Crossie was there, with some boffins borrowed from the Northampton. Included was a slip of a gal with the soft and sharp-clawed moniker of Kat.
“We’re sure we know where the Planet of Gold is,” Kat said while Crossie was taking a deep breath to start what would be a long lecture carefully nuanced and with many caveats.
“How many jumps?” Rita asked.
“Five.”
“Any idea how many human ships were destroyed here? Or alien ships?” Rita shot back, rapid fire.
“Eight to ten humans,” Kat said. “Maybe two aliens.”
“That lopsided,” Ray said.
“It looks that way,” Crossie got in fast. “I have no explanation why we did so poorly.”
“Maybe the pirates didn’t drill so much or maintain their lasers very well,” Kat snuck in.
“I tend to agree with you, Kat,” Rita said. She paused for only a moment, then went on. “Is there any reason for us not to head out?”
From the next table over, Trouble put in his two cents. “We’ve finished burying the dead. I’m ready to ma
ke some of them four eyed bastards ready for the undertaker’s fine trade.”
“Then let’s get this fleet underway.”
Four jumps later, the squadron was at a halt before the jump that would likely bring them to the Planet of Gold.
“There’s been traffic here,” Matt reported from the Northampton. “Sniffer finds plenty of reaction mass left behind. More salt than there should be.”
“May I have the honor of leading the jump?” Captain Izzy Umboto of the Patton requested.
“Please do.”
The Patton drifted up to the jump, then nudged itself through.
Rita had the Astute right behind her. “Put us through,” she ordered the jump master.
The stars wavered, and then came back different.
“There’s a planet third from this sun,” Sensors reported. “And I make out a whole lot of reactors in orbit around it. None of the reactors conform to anything we’ve built in human space.”

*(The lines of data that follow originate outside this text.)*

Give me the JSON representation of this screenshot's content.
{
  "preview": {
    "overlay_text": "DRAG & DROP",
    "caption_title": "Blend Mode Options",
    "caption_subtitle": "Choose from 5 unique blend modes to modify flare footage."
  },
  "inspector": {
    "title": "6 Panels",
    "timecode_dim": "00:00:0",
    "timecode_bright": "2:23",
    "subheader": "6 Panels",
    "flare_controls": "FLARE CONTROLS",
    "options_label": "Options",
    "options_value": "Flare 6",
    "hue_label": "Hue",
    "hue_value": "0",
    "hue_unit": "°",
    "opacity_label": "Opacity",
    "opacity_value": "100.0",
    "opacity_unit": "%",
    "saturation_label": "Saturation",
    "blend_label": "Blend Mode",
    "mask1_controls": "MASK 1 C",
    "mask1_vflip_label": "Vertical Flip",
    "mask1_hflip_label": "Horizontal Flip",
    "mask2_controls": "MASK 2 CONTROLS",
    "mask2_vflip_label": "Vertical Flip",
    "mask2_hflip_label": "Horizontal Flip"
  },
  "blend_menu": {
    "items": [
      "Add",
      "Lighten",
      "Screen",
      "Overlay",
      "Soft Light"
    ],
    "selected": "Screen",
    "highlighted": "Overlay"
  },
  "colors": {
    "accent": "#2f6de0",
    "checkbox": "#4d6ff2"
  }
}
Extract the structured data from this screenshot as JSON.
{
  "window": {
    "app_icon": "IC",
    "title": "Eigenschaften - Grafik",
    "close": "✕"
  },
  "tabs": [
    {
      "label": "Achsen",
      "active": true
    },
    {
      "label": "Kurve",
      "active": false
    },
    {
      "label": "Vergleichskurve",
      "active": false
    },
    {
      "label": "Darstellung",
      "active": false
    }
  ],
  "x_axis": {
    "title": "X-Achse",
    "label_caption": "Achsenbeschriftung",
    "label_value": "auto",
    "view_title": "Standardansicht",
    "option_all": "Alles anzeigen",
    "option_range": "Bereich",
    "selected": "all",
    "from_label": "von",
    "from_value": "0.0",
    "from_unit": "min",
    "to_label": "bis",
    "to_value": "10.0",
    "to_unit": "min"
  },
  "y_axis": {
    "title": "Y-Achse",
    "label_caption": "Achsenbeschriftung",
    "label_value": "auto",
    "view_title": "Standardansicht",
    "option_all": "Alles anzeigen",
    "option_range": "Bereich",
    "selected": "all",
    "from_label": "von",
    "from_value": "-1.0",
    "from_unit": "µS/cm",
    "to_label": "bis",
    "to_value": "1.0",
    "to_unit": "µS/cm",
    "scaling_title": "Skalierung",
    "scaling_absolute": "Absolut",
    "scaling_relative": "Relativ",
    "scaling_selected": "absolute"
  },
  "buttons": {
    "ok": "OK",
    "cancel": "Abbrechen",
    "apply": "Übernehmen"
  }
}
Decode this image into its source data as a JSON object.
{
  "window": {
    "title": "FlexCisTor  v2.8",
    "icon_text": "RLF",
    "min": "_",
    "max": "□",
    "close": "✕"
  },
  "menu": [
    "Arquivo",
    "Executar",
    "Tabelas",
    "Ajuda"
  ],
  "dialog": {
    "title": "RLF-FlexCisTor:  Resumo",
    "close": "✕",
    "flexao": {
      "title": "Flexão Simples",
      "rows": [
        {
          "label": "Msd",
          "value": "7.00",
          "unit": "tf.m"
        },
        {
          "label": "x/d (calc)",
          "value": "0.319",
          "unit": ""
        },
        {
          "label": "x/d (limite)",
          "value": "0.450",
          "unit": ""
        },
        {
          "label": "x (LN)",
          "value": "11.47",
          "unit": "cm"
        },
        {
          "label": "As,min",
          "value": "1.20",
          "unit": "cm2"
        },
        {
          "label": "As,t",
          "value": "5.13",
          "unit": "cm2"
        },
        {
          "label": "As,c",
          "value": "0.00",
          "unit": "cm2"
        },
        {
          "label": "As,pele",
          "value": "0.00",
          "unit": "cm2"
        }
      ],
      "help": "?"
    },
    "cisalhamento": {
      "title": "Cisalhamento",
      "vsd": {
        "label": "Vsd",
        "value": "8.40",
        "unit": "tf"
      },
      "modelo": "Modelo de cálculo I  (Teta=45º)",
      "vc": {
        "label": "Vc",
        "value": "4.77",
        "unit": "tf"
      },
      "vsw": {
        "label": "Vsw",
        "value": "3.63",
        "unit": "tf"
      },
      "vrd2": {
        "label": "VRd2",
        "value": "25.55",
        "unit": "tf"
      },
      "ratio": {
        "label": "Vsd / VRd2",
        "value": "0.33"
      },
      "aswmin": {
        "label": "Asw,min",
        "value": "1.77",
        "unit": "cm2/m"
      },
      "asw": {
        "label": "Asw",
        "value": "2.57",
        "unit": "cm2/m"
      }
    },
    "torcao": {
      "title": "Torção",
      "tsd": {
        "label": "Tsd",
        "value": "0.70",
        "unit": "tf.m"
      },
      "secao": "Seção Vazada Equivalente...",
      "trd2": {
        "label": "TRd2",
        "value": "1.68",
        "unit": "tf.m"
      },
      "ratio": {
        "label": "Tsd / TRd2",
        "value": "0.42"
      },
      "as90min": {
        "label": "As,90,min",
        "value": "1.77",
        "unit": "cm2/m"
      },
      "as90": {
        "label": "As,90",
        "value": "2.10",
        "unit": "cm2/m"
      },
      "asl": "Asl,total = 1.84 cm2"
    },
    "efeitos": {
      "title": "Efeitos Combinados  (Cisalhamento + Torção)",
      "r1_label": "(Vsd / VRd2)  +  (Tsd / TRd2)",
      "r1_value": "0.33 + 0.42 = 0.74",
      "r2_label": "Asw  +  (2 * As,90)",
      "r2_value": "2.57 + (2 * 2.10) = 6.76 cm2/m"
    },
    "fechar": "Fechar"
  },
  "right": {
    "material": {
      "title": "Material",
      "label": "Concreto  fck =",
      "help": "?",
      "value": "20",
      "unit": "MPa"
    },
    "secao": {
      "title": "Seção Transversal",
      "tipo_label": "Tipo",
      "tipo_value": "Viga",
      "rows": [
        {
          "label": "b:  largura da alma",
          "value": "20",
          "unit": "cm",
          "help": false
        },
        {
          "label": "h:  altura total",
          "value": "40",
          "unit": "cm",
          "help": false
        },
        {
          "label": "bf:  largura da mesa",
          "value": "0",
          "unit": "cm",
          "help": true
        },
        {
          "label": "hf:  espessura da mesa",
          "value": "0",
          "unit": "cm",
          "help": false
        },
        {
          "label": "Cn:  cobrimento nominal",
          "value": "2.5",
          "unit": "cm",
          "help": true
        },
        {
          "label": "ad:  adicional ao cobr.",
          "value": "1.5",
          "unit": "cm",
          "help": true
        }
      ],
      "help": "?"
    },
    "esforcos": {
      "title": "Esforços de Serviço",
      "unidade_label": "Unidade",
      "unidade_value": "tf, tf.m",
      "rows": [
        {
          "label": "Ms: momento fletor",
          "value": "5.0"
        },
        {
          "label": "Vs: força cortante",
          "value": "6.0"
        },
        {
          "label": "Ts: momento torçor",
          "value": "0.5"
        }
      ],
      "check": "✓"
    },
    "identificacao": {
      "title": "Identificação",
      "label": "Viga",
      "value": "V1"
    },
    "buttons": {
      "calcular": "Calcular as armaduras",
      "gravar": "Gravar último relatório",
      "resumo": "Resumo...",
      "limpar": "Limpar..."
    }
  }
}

Rita grinned. “So, bastards. Will you run or will you fight?”
37
The answer to Rita’s question hung in the balance for a long hour as her fleet followed her through the jump, then formed on her Astute as she set a fleet acceleration of one gee toward the third planet.
Each report from Sensors was the same. “They remain in orbit, ma’am. Reactors are active, but no reaction to our presence.
As the second hour flowed into the third, Rita decided that their intention was to wait for her in orbit.
Or maybe strike out at her as she came into orbit.
“We’ll be braking,” she muttered to Ray as he stood beside her command chair. “They’ll have a shot up our vulnerable fantail at our jets and reactors.”
“That sounds bad.”
“That is bad. That’s what the humans had at Port Elgin. So how come it didn’t work all that well for them there?”
Ray raised an eyebrow at the question.
“That really was a question, General. I’d really like to know.”
“Well, it didn’t work for the pirates there. I’m sure that my brilliant commodore can figure out how to make it not work for these bastards this time, either.”